The right cloud security technology will automate workflows and streamline security, taking a major weight off your IT department’s shoulders. Multiply the power of your security team by automating important processes like risk detection and remediation.

5. Investigate anomalous activity

When strange behavior is identified, don’t make assumptions. Conduct a thorough assessment of the activity and get to the bottom of the threat before bad becomes worse.

That means you need to know exactly where the risk originated, which student or staff member is involved and where data has been shared. With ManagedMethods, that’s exactly what you get, allowing you to quickly organize the most effective response.

6. Remove unsanctioned apps from your cloud domain

Students may download cloud apps without express permission. Because the security of that app’s provider hasn’t been vetted or sanctioned by your technology team, you can’t guarantee that it isn’t a risk to your data. Even worse, it could be a malicious app created by a hacker to collect personal information.

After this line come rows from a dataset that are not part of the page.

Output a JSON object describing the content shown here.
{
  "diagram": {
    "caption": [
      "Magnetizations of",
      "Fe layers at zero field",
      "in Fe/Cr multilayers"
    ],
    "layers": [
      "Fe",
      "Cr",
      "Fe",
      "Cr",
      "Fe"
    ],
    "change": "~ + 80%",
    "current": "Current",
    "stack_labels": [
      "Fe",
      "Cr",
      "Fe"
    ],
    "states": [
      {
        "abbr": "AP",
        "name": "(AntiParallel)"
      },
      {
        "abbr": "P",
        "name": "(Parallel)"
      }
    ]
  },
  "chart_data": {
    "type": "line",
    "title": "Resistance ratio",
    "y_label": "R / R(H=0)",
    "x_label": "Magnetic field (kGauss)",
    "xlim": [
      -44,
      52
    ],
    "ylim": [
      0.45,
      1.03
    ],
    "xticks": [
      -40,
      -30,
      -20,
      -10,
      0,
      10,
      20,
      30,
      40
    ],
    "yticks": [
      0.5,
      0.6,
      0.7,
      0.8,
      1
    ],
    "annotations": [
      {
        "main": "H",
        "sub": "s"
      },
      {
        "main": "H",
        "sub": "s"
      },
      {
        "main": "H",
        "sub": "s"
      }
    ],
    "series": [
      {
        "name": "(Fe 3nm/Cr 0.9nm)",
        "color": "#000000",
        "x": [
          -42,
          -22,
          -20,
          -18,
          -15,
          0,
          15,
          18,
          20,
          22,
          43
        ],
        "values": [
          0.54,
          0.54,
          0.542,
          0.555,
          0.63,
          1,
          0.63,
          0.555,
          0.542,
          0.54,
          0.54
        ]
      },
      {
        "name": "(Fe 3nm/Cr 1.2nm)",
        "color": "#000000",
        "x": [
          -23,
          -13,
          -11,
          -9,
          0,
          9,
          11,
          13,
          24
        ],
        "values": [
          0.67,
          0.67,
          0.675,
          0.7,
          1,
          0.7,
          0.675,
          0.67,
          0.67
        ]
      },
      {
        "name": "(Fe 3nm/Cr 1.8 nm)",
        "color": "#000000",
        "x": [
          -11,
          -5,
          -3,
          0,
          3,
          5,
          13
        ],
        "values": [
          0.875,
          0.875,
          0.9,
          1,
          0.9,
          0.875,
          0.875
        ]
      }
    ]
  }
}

ManagedMethods allows you to automatically detect unsanctioned apps and remove them from your cloud domain with just a few clicks (or automatically). That way, you can reduce risk and keep data under wraps.

7. Leverage an automated cloud security platform

ManagedMethods is designed specifically for Google Workspace and Microsoft 365, meaning it’s literally made to protect your cloud environment. Through automated risk detection and remediation, you can monitor your cloud domain and identify ransomware threats before they compromise your data.